During lunch, I tore myself away from work and went straight to the local children’s clothing store where they were sure to have pj’s. I found an adorable set of powder blues with little stars and moons all over….fabulous! Sarah was thrilled when I presented them to her after school and I was filled with self-satisfaction. This time I was right on top of things. I was a mother extraordinaire.

When Thursday arrived Sarah got on the bus exuberantly happy in her new pj’s. I waved goodbye feeling deliriously pleased with myself.

But at 3:40 when the bus dropped her off after school, there was a very large slam of the front door and the sound of angry stomping feet through the kitchen.

“MOMMY!” I heard. My chest tightened.

“Hi” I said meeting her in the living room. She was glowering at me.

“What’s wrong?”

“Today WAS NOT pajama day!” she shouted.

As it turned out, pajama day was next Thursday.

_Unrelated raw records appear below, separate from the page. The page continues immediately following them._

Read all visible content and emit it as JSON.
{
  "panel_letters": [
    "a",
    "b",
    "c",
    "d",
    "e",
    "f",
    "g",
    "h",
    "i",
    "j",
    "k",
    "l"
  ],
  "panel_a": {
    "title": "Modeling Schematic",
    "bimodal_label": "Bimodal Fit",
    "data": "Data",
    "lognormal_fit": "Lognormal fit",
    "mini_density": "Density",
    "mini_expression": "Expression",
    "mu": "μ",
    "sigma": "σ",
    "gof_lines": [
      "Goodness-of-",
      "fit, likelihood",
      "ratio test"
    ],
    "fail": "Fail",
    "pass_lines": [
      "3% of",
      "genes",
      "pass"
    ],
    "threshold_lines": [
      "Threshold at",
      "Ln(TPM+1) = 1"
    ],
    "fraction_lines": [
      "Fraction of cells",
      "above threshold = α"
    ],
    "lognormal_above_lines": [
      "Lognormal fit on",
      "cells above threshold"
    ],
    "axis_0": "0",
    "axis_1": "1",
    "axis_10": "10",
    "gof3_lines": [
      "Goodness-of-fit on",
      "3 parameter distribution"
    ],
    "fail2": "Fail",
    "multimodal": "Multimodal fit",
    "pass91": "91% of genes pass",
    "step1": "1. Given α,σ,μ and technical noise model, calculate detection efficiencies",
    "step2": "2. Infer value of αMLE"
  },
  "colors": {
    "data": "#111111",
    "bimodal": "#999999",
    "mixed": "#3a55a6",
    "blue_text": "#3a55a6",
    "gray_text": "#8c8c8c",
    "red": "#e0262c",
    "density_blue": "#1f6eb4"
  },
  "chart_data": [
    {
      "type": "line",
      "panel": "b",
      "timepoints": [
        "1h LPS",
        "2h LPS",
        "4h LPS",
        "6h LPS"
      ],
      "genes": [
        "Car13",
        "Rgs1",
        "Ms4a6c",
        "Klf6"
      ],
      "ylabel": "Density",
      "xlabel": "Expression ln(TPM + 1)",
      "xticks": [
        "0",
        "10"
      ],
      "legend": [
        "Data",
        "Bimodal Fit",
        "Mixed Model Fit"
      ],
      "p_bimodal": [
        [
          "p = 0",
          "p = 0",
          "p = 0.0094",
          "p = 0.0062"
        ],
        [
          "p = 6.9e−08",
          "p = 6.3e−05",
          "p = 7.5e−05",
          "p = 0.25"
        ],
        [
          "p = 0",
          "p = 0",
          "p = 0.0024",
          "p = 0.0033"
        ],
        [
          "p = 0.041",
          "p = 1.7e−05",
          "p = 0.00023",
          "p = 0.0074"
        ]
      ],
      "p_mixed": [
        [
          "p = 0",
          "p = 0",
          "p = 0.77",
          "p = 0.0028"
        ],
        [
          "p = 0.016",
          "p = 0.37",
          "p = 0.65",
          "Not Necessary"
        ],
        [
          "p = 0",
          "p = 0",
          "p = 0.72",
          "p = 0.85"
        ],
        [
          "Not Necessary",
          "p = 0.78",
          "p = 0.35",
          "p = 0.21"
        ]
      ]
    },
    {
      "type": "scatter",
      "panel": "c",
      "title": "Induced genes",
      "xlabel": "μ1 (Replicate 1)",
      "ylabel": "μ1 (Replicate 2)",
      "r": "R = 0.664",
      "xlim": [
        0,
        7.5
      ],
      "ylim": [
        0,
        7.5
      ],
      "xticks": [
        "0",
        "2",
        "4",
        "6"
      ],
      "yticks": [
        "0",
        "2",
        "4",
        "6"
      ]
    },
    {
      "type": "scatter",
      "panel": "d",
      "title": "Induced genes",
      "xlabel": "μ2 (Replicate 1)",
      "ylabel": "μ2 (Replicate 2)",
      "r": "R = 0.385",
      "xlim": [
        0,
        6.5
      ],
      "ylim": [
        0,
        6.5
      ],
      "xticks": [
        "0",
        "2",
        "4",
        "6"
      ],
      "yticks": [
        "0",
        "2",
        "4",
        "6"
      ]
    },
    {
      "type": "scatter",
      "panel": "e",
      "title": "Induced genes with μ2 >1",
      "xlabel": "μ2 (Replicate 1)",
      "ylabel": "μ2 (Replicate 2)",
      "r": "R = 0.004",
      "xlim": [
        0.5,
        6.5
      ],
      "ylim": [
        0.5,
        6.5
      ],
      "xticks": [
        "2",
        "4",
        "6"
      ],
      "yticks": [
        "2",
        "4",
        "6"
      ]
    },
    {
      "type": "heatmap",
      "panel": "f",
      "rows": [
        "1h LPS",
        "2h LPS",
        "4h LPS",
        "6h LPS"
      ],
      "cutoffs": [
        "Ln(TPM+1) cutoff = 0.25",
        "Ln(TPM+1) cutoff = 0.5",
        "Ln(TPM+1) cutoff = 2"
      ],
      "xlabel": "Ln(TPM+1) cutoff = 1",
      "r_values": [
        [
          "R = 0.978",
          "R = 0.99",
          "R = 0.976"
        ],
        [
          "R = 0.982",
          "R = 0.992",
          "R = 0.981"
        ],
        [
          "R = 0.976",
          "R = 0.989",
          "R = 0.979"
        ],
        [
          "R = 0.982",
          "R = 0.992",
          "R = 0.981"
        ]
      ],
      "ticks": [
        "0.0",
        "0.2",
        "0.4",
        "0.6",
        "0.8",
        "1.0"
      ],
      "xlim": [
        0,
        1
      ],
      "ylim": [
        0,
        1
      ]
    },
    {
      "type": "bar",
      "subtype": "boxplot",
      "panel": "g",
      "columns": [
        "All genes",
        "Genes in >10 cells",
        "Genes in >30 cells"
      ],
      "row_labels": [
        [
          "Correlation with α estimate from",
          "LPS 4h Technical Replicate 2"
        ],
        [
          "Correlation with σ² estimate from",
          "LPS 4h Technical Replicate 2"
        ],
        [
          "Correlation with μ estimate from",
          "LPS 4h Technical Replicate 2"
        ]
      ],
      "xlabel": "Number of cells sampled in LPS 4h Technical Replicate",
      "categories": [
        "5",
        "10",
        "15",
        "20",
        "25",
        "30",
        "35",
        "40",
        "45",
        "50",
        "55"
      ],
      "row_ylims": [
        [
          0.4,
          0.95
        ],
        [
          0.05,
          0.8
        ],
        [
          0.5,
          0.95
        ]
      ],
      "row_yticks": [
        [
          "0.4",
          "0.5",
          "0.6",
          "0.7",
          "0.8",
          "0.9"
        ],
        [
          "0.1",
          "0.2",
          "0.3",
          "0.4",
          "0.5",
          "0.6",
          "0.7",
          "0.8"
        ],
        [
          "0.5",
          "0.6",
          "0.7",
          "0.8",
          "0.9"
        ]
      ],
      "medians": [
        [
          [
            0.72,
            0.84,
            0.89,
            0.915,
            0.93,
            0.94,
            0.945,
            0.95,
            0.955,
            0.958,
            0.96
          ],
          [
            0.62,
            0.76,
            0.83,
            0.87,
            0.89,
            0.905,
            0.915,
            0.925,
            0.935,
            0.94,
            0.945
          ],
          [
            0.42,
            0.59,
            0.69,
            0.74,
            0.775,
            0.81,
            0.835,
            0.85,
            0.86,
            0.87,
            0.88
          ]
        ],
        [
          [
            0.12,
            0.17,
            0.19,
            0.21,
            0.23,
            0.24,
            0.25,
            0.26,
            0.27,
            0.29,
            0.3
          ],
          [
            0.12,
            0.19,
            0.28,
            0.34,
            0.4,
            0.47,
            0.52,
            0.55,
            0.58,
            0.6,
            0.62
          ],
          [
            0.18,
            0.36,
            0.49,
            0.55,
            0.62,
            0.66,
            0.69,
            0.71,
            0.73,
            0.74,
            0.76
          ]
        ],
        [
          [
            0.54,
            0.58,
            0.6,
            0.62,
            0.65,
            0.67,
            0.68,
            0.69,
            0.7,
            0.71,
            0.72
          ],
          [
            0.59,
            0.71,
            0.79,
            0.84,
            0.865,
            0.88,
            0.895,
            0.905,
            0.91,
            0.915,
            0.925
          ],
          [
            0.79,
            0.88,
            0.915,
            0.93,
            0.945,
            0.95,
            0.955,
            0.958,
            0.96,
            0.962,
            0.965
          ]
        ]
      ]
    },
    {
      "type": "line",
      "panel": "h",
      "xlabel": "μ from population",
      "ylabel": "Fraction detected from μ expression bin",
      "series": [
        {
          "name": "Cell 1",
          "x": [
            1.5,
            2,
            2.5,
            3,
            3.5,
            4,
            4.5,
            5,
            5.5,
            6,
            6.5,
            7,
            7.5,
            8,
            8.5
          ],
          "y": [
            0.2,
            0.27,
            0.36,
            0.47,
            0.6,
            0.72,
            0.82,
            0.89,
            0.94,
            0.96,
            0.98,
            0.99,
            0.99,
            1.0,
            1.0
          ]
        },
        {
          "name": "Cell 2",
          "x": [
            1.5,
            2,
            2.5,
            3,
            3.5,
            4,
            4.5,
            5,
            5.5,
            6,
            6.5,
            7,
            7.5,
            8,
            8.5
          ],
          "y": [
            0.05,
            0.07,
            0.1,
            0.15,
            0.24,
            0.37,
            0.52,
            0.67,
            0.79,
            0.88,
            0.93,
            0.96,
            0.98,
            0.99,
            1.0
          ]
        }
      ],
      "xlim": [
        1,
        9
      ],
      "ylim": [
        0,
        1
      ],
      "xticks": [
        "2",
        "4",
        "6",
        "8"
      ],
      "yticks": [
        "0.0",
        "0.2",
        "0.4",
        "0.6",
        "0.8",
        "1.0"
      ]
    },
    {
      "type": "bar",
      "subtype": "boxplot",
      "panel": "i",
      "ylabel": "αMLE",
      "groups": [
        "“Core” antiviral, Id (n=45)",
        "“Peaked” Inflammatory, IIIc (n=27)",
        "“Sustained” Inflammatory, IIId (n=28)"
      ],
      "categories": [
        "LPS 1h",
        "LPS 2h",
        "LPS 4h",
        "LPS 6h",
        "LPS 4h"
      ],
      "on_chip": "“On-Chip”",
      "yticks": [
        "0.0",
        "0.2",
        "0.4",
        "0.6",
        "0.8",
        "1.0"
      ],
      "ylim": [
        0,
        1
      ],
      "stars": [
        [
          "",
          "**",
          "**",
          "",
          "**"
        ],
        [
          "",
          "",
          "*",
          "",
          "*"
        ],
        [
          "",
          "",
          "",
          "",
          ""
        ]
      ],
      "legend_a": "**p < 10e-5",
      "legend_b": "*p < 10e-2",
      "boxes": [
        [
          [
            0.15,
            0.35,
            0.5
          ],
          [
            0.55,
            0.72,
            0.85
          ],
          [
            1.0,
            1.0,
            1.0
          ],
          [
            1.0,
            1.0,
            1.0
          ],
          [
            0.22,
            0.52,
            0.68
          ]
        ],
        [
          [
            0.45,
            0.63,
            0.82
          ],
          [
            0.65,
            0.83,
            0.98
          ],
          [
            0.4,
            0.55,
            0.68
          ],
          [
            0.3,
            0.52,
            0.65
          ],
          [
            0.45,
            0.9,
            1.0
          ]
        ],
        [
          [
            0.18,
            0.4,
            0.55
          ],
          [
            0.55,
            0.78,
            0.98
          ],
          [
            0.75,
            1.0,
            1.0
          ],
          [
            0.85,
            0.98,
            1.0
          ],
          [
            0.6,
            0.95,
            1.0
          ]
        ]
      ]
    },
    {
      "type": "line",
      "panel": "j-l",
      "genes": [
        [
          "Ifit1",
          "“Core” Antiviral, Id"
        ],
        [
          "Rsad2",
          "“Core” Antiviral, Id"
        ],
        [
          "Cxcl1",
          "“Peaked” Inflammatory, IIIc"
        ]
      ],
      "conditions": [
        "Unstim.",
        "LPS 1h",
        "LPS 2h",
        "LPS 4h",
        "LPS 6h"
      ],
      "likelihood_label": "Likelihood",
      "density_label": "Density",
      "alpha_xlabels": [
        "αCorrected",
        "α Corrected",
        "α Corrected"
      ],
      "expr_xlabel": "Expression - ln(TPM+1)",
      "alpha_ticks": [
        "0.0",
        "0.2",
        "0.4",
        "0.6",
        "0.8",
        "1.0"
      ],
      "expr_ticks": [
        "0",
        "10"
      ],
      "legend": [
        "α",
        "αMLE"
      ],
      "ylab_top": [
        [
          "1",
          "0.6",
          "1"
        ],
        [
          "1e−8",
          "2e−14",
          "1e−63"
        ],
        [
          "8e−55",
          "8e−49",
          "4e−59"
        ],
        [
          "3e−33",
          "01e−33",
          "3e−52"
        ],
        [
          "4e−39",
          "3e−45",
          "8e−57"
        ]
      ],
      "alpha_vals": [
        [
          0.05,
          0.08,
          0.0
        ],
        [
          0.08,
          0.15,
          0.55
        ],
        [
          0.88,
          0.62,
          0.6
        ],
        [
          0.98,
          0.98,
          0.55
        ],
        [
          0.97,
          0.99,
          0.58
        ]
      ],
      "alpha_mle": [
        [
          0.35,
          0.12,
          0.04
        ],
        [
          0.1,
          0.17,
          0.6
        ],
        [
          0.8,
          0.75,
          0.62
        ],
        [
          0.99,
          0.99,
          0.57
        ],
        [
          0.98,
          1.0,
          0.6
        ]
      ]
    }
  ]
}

The good news is that as a result of my sometimes forgetfulness, Sarah has learned to double check herself. She leaves school notices near the coffee maker where I will be sure to see them in the morning with sticky notes attached that say things like, “Please read - very important” or, “Must have five dollars for class field trip tomorrow.” She hands me notices that need parent’s signatures with pen in hand for my signing convenience. And although she has developed a habit of rolling her eyes when I announce that I have lost my keys, she is usually the first one on her feet to help me find them. She is a master at finding things. The next summer she went to a summer camp that held a pajama day. She called three people in the morning to confirm it really was that day.

So you see, my non-perfectness has been rewarded. Sarah has become the most self-sufficient and responsible teenager the world has ever known.